Before I became a parent, I had no idea that an umbrella is the perfect gift for a three-year-old. But it is. You can never have too many - they always break, or get lost. And they are always a hit. One of the reasons preschoolers love them so is, I think, because umbrellas give them a tiny taste of independence.
That's the tack Taro Yashima takes in her delightful Umbrella. Momo receives an umbrella (as well as rubber boots) for her third birthday but, much to her dismay, a streak of sunny days follows. When the rain finally comes, Momo is excited but also knows she must "walk straight, like a grown-up lady." Yashima describes the sound of the rain beautifully: "Pon polo, pon polo, polo polo pon polo." And, as the narrator wistfully recalls, "It was not only the first day in her life that [Momo] used her umbrella, it was also the first day in her life that she walked alone, without holding either her mother's or her father's hand." Any parent can relate to the combination of pride in and mourning at a child's new-found independence.

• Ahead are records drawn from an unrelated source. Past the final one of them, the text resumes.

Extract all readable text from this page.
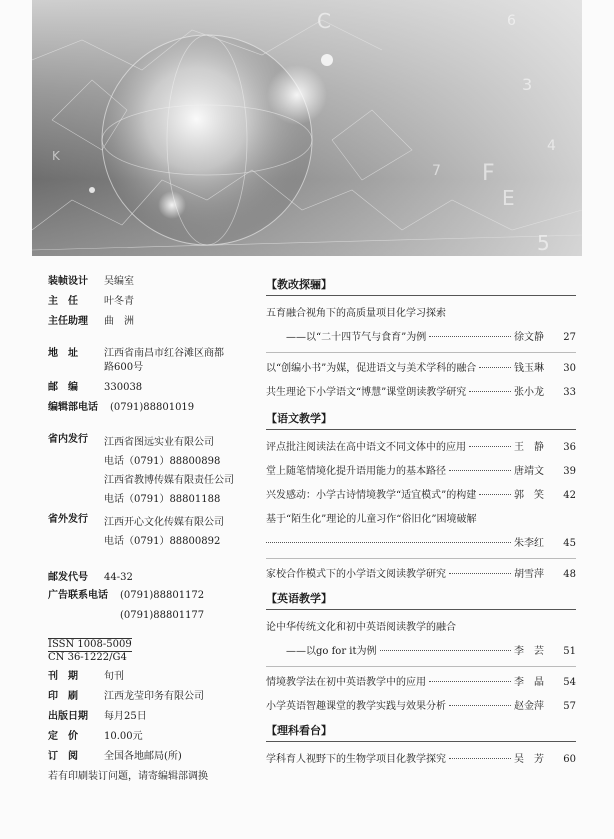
C
7 F
3
E
5
4
K
6
装帧设计	吴编室
主　任	叶冬青
主任助理	曲　洲
地　址	江西省南昌市红谷滩区商都
路600号
邮　编	330038
编辑部电话	(0791)88801019
省内发行	江西省图远实业有限公司
电话（0791）88800898
江西省教博传媒有限责任公司
电话（0791）88801188
省外发行	江西开心文化传媒有限公司
电话（0791）88800892
邮发代号	44-32
广告联系电话	(0791)88801172
(0791)88801177
ISSN 1008-5009
CN 36-1222/G4
刊　期	旬刊
印　刷	江西龙莹印务有限公司
出版日期	每月25日
定　价	10.00元
订　阅	全国各地邮局(所)
若有印刷装订问题，请寄编辑部调换
【教改探骊】
五育融合视角下的高质量项目化学习探索
——以“二十四节气与食育”为例	徐文静	27
以“创编小书”为媒，促进语文与美术学科的融合	钱玉琳	30
共生理论下小学语文“博慧”课堂朗读教学研究	张小龙	33
【语文教学】
评点批注阅读法在高中语文不同文体中的应用	王　静	36
堂上随笔情境化提升语用能力的基本路径	唐靖文	39
兴发感动：小学古诗情境教学“适宜模式”的构建	郭　笑	42
基于“陌生化”理论的儿童习作“俗旧化”困境破解
朱李红	45
家校合作模式下的小学语文阅读教学研究	胡雪萍	48
【英语教学】
论中华传统文化和初中英语阅读教学的融合
——以go for it为例	李　芸	51
情境教学法在初中英语教学中的应用	李　晶	54
小学英语智趣课堂的教学实践与效果分析	赵金萍	57
【理科看台】
学科育人视野下的生物学项目化教学探究	吴　芳	60
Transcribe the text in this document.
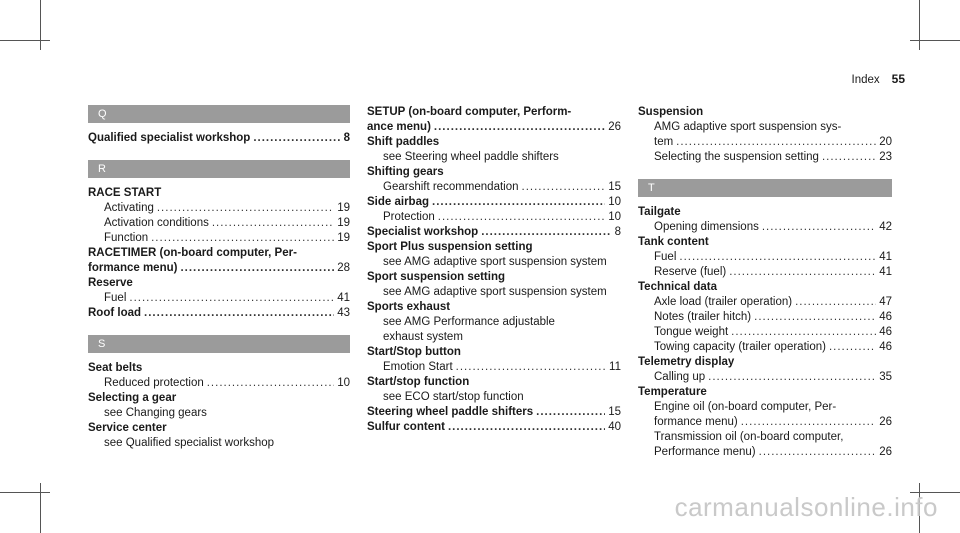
Index 55
Q
Qualified specialist workshop .....	8
R
RACE START
Activating .....	19
Activation conditions .....	19
Function .....	19
RACETIMER (on-board computer, Per-
formance menu) .....	28
Reserve
Fuel .....	41
Roof load .....	43
S
Seat belts
Reduced protection .....	10
Selecting a gear
see Changing gears
Service center
see Qualified specialist workshop
SETUP (on-board computer, Perform-
ance menu) .....	26
Shift paddles
see Steering wheel paddle shifters
Shifting gears
Gearshift recommendation .....	15
Side airbag .....	10
Protection .....	10
Specialist workshop .....	8
Sport Plus suspension setting
see AMG adaptive sport suspension system
Sport suspension setting
see AMG adaptive sport suspension system
Sports exhaust
see AMG Performance adjustable
exhaust system
Start/Stop button
Emotion Start .....	11
Start/stop function
see ECO start/stop function
Steering wheel paddle shifters .....	15
Sulfur content .....	40
Suspension
AMG adaptive sport suspension sys-
tem .....	20
Selecting the suspension setting .....	23
T
Tailgate
Opening dimensions .....	42
Tank content
Fuel .....	41
Reserve (fuel) .....	41
Technical data
Axle load (trailer operation) .....	47
Notes (trailer hitch) .....	46
Tongue weight .....	46
Towing capacity (trailer operation) .....	46
Telemetry display
Calling up .....	35
Temperature
Engine oil (on-board computer, Per-
formance menu) .....	26
Transmission oil (on-board computer,
Performance menu) .....	26
carmanualsonline.info
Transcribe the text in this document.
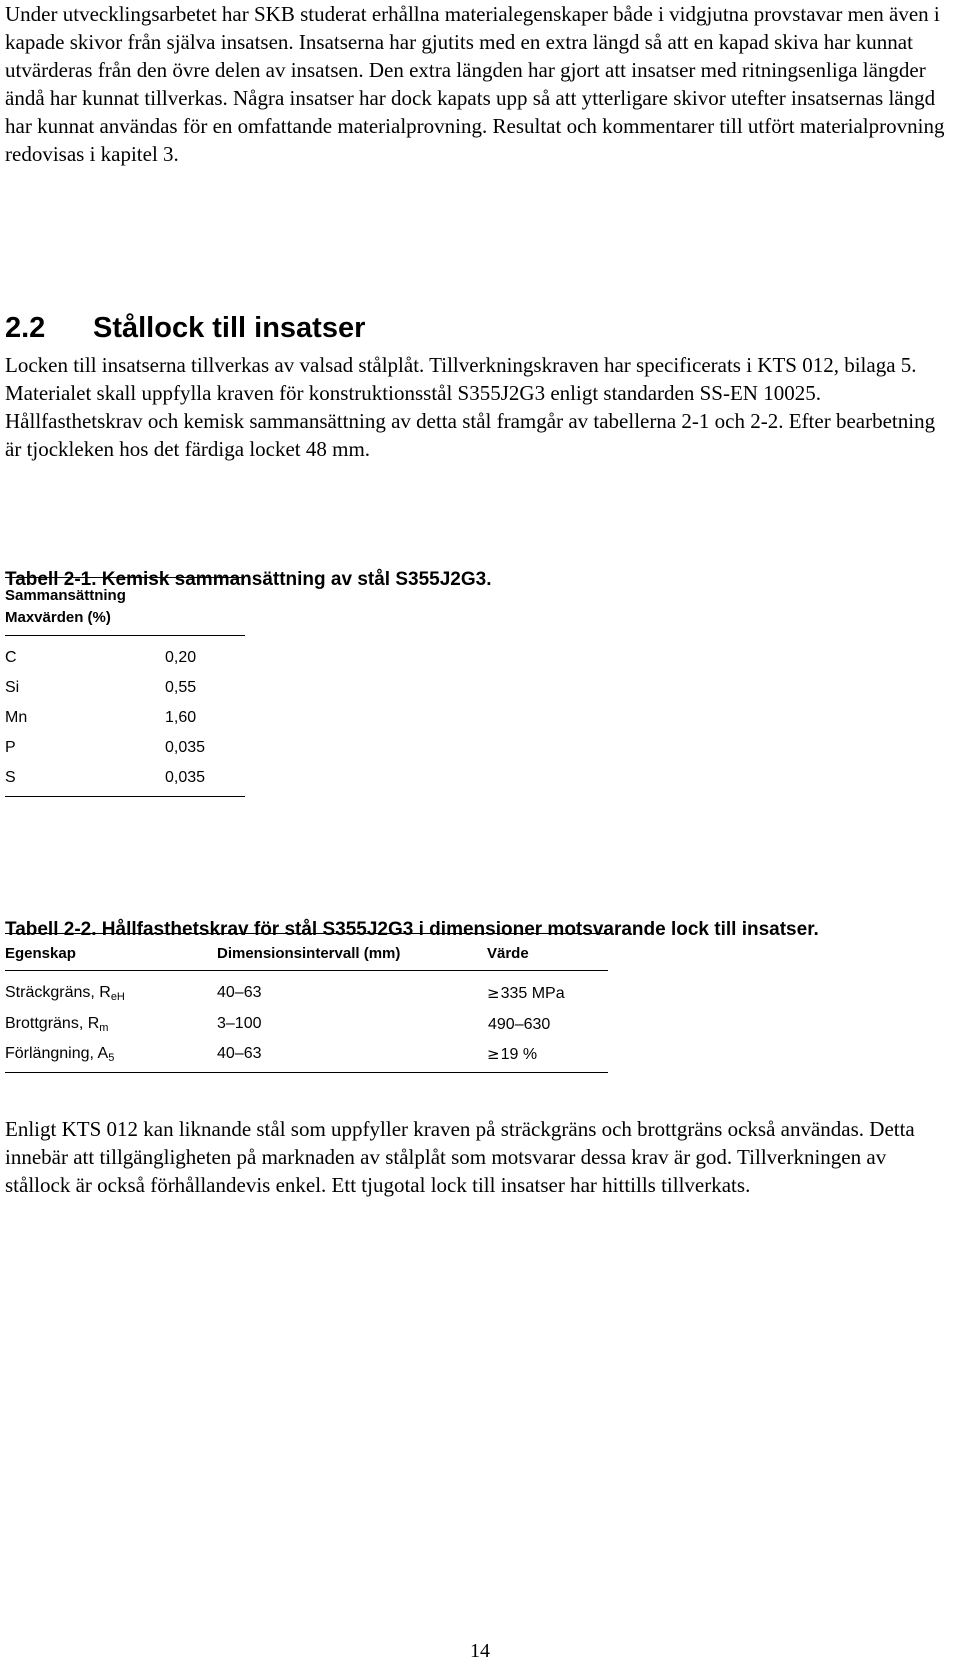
Under utvecklingsarbetet har SKB studerat erhållna materialegenskaper både i vidgjutna provstavar men även i kapade skivor från själva insatsen. Insatserna har gjutits med en extra längd så att en kapad skiva har kunnat utvärderas från den övre delen av insatsen. Den extra längden har gjort att insatser med ritningsenliga längder ändå har kunnat tillverkas. Några insatser har dock kapats upp så att ytterligare skivor utefter insatsernas längd har kunnat användas för en omfattande materialprovning. Resultat och kommentarer till utfört materialprovning redovisas i kapitel 3.

2.2 Stållock till insatser

Locken till insatserna tillverkas av valsad stålplåt. Tillverkningskraven har specificerats i KTS 012, bilaga 5. Materialet skall uppfylla kraven för konstruktionsstål S355J2G3 enligt standarden SS-EN 10025. Hållfasthetskrav och kemisk sammansättning av detta stål framgår av tabellerna 2-1 och 2-2. Efter bearbetning är tjockleken hos det färdiga locket 48 mm.

Tabell 2-1. Kemisk sammansättning av stål S355J2G3.
Sammansättning
Maxvärden (%)
C	0,20
Si	0,55
Mn	1,60
P	0,035
S	0,035
Tabell 2-2. Hållfasthetskrav för stål S355J2G3 i dimensioner motsvarande lock till insatser.
Egenskap	Dimensionsintervall (mm)	Värde
Sträckgräns, $R_{eH}$	40–63	≥335 MPa
Brottgräns, $R_m$	3–100	490–630
Förlängning, $A_5$	40–63	≥19 %

Enligt KTS 012 kan liknande stål som uppfyller kraven på sträckgräns och brottgräns också användas. Detta innebär att tillgängligheten på marknaden av stålplåt som motsvarar dessa krav är god. Tillverkningen av stållock är också förhållandevis enkel. Ett tjugotal lock till insatser har hittills tillverkats.

14
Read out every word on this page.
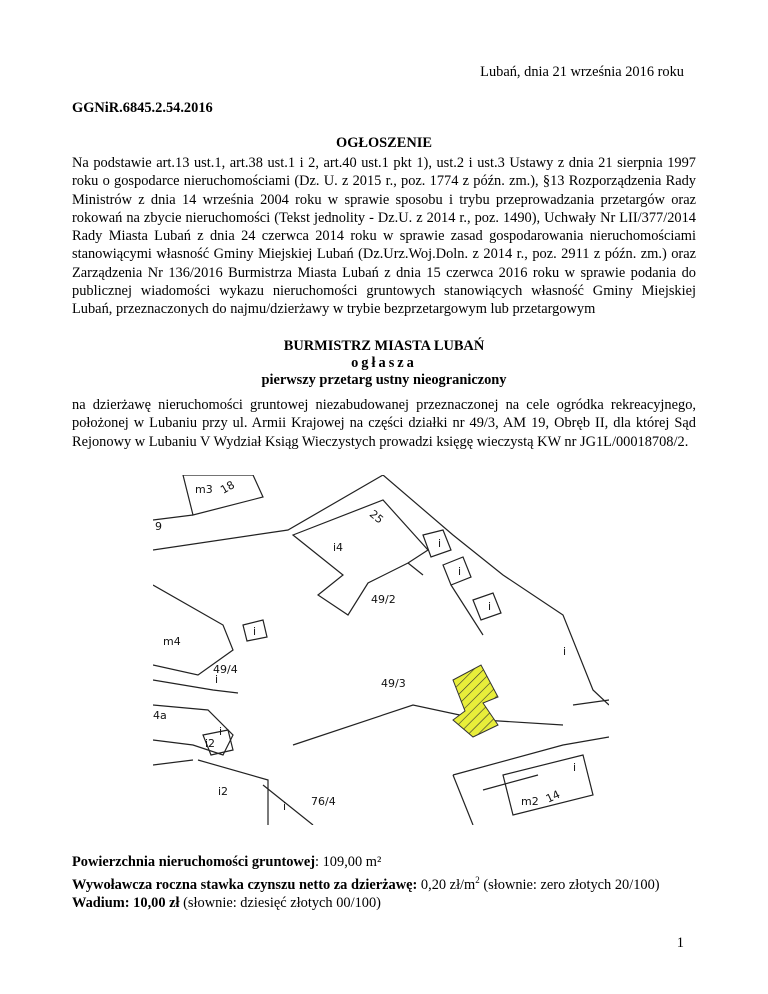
Lubań, dnia 21 września 2016 roku
GGNiR.6845.2.54.2016
OGŁOSZENIE
Na podstawie art.13 ust.1, art.38 ust.1 i 2, art.40 ust.1 pkt 1), ust.2 i ust.3 Ustawy z dnia 21 sierpnia 1997 roku o gospodarce nieruchomościami (Dz. U. z 2015 r., poz. 1774 z późn. zm.), §13 Rozporządzenia Rady Ministrów z dnia 14 września 2004 roku w sprawie sposobu i trybu przeprowadzania przetargów oraz rokowań na zbycie nieruchomości (Tekst jednolity - Dz.U. z 2014 r., poz. 1490), Uchwały Nr LII/377/2014 Rady Miasta Lubań z dnia 24 czerwca 2014 roku w sprawie zasad gospodarowania nieruchomościami stanowiącymi własność Gminy Miejskiej Lubań (Dz.Urz.Woj.Doln. z 2014 r., poz. 2911 z późn. zm.) oraz Zarządzenia Nr 136/2016 Burmistrza Miasta Lubań z dnia 15 czerwca 2016 roku w sprawie podania do publicznej wiadomości wykazu nieruchomości gruntowych stanowiących własność Gminy Miejskiej Lubań, przeznaczonych do najmu/dzierżawy w trybie bezprzetargowym lub przetargowym
BURMISTRZ MIASTA LUBAŃ
ogłasza
pierwszy przetarg ustny nieograniczony
na dzierżawę nieruchomości gruntowej niezabudowanej przeznaczonej na cele ogródka rekreacyjnego, położonej w Lubaniu przy ul. Armii Krajowej na części działki nr 49/3, AM 19, Obręb II, dla której Sąd Rejonowy w Lubaniu V Wydział Ksiąg Wieczystych prowadzi księgę wieczystą KW nr JG1L/00018708/2.
m3 18
9
25
i4
49/2
m4
49/3
49/4
4a
i2
i2
76/4	m2 14
i
i
i
i
i
i
i
i
i
Powierzchnia nieruchomości gruntowej: 109,00 m²
Wywoławcza roczna stawka czynszu netto za dzierżawę: 0,20 $zł/m^2$ (słownie: zero złotych 20/100)
Wadium: 10,00 zł (słownie: dziesięć złotych 00/100)
1
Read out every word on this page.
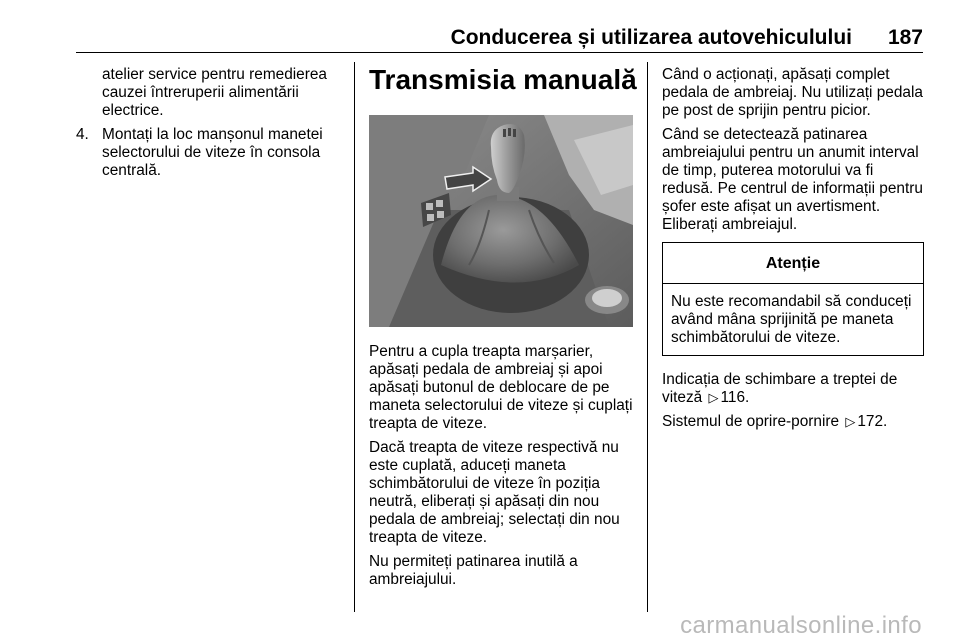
Conducerea și utilizarea autovehiculului 187

atelier service pentru remedierea cauzei întreruperii alimentării electrice.

4. Montați la loc manșonul manetei selectorului de viteze în consola centrală.

Transmisia manuală

Pentru a cupla treapta marșarier, apăsați pedala de ambreiaj și apoi apăsați butonul de deblocare de pe maneta selectorului de viteze și cuplați treapta de viteze.

Dacă treapta de viteze respectivă nu este cuplată, aduceți maneta schimbătorului de viteze în poziția neutră, eliberați și apăsați din nou pedala de ambreiaj; selectați din nou treapta de viteze.

Nu permiteți patinarea inutilă a ambreiajului.

Când o acționați, apăsați complet pedala de ambreiaj. Nu utilizați pedala pe post de sprijin pentru picior.

Când se detectează patinarea ambreiajului pentru un anumit interval de timp, puterea motorului va fi redusă. Pe centrul de informații pentru șofer este afișat un avertisment. Eliberați ambreiajul.

Atenție

Nu este recomandabil să conduceți având mâna sprijinită pe maneta schimbătorului de viteze.

Indicația de schimbare a treptei de viteză ▷ 116.

Sistemul de oprire-pornire ▷ 172.

carmanualsonline.info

Yellow Umbrella, a wordless book by Jae Soo Liu, comes with a CD of music composed by Dong Il Sheen especially to accompany it. The book opens with an aerial view of the title yellow umbrella and follows it, as it is joined by more and more umbrellas, on a journey to what eventually turns out to be school. The illustrations, with solid-color umbrellas standing out against the gray sky and sidewalk, are beautiful in their simplicity. However, the author-illustrator's message that under their umbrellas, children's "physical differences disappear" is lost. The music, which to me did sound like raindrops, suggested ballet to my five-year-old.
In Il Sung Na's The Thingamabob, an elephant discovers an umbrella, but can't figure out what it is or how it is used until one day it finally rains. The endpapers in this book, showing a bird's eye view of opened, patterned umbrellas are especially lovely. I'm eager to check out other books by this author.
With its beautiful, full-page, close-up illustrations of African animals who foretell the rain's arrival through each of their senses, varied (but mostly large) text size in a block-print font, and simple but lyrical prose, Manya Stojic's Rain is, like her subsequent work Snow, perfect for younger readers.
What are your favorite books about rain or raingear?